From 1963 to 1967, he worked at the newly founded Department of Computer Science at Stanford University. He and colleagues developed computer languages, including a version of the algorithmic language called Algol-W that was adopted by some universities to teach programming on the IBM System/360 mainframe Computer.

dr. Wirth returned to Switzerland to start a similar computer science program at ETH Zurich. He extended Algol-W to create the first iteration of Pascal, which was intended to teach programming students. The first Pascal code was in operation in 1970 on university computers.

Gradually, Dr. Wirth introduced the concept of “structured programming,” which includes the ability to reuse common code for simplicity and to reduce potential errors. The concept, considered innovative in the early 1970s, has become the standard for teaching programming.

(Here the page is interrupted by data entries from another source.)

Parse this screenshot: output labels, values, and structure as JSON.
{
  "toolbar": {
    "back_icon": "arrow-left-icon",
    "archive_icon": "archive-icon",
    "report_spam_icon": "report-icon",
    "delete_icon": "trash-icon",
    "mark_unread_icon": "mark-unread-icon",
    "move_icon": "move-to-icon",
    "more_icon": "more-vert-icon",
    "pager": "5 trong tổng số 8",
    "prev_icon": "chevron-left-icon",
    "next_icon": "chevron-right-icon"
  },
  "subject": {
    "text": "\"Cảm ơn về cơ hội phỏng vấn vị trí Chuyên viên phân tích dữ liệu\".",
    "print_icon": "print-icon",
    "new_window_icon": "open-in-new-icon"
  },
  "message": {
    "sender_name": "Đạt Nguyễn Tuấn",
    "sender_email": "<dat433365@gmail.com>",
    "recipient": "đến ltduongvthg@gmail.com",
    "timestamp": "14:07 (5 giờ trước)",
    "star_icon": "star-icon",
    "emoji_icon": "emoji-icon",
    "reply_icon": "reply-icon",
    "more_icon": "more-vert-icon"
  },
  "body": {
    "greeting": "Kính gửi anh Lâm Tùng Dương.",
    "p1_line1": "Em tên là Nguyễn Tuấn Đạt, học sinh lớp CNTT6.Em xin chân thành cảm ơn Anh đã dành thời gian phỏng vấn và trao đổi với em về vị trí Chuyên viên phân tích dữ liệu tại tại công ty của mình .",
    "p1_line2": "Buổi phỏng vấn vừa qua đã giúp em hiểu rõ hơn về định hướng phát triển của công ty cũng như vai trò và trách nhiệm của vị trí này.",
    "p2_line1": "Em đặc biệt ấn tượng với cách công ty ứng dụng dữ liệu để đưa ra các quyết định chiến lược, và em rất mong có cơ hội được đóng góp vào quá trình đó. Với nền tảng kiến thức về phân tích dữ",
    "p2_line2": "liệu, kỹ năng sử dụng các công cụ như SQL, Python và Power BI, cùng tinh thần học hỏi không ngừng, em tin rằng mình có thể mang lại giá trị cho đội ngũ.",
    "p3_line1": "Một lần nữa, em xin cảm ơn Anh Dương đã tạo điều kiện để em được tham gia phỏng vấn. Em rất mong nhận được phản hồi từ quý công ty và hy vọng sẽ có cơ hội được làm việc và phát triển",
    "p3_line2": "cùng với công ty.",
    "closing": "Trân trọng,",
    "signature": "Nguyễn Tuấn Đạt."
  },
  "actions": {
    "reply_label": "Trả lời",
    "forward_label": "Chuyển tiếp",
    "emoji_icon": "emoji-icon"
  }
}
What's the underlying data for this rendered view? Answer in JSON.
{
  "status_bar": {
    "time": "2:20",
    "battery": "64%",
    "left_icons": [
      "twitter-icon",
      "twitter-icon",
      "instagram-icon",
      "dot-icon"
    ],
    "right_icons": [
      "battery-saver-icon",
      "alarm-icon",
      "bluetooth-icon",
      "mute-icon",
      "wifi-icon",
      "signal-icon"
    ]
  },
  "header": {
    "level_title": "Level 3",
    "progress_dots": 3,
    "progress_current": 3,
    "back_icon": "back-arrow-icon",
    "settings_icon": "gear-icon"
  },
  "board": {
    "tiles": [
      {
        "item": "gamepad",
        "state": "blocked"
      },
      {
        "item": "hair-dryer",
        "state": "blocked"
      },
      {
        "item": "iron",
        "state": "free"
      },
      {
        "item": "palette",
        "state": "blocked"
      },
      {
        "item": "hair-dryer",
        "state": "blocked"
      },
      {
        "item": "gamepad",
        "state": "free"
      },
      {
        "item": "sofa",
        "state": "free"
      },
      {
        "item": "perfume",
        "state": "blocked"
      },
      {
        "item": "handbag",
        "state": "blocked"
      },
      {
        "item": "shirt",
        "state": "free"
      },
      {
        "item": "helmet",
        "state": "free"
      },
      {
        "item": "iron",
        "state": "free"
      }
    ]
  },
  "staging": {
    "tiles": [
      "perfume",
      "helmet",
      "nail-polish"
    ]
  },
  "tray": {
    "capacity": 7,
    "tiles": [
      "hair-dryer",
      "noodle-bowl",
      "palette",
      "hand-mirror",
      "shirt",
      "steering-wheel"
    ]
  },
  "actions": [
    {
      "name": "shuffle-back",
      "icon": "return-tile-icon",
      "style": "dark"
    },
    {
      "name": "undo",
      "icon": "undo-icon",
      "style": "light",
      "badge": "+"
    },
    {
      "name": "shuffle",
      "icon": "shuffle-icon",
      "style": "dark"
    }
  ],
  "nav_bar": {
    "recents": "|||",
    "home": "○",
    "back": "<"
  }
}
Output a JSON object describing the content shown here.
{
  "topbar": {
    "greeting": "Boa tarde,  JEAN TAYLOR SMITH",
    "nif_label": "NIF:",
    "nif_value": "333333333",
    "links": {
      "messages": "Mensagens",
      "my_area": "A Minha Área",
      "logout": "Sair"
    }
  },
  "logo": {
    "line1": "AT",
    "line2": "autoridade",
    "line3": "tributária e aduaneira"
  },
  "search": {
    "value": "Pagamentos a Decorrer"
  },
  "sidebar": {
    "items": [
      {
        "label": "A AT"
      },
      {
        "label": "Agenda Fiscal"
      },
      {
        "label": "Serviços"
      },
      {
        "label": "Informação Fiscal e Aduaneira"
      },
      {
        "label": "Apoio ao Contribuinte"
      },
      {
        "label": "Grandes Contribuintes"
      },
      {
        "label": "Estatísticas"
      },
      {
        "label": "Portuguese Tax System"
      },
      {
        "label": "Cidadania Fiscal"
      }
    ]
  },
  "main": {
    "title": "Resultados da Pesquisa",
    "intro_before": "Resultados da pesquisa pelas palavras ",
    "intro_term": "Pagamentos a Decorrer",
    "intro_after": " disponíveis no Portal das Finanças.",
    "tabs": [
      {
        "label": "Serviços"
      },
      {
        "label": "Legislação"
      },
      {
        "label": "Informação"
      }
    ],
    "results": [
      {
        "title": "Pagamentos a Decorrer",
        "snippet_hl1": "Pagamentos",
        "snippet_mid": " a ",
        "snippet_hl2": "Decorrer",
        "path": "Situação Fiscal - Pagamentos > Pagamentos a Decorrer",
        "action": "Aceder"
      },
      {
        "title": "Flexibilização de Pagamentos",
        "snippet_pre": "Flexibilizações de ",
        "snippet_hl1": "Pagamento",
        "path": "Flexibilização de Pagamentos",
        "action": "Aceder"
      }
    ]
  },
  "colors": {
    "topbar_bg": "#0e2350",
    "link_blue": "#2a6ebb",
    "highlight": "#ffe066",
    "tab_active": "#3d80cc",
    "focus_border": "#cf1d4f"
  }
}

“The art of engineering is not so much making something very complicated,” Dr. Wirth said in a 1985 interview. “Art is to make a complicated problem simpler.”

In 1976, Dr. Wirth took a sabbatical to work at the Xerox Palo Alto research center, which inspired Apple’s first designers. He described the experience of having his own desktop computer as “overwhelming” and as the motivation for deciding to share Pascal on an open platform.

At ETH Zurich, he later developed a high-performance workstation he called Lilith and helped a Swiss start-up, Logitech, bring the mouse to market. Logitech has become one of the world’s largest manufacturers of computer equipment. dr. Wirth was appointed to head ETH’s Institute for Computer Systems in 1990 and retired in 1999.

His marriage to Nani Jucker ended in divorce. He was married to Diana Blessing from 1984 until her death in 2009. Survivors include his partner, Rosmarie Müller; three children from the first marriage; six grandchildren; and five great-grandchildren. The family announced the death, but did not specify the cause.

dr. Wirth is often credited as the father of an oft-repeated adage in computing: the speed of software is slowing relative to the pace of increasing speed in hardware such as microprocessors.

“When you’re developing a program, it’s much harder to come up with a simple solution than a complicated one,” he said. “Unfortunately, our computers are terribly uncritical. They swallow anything.”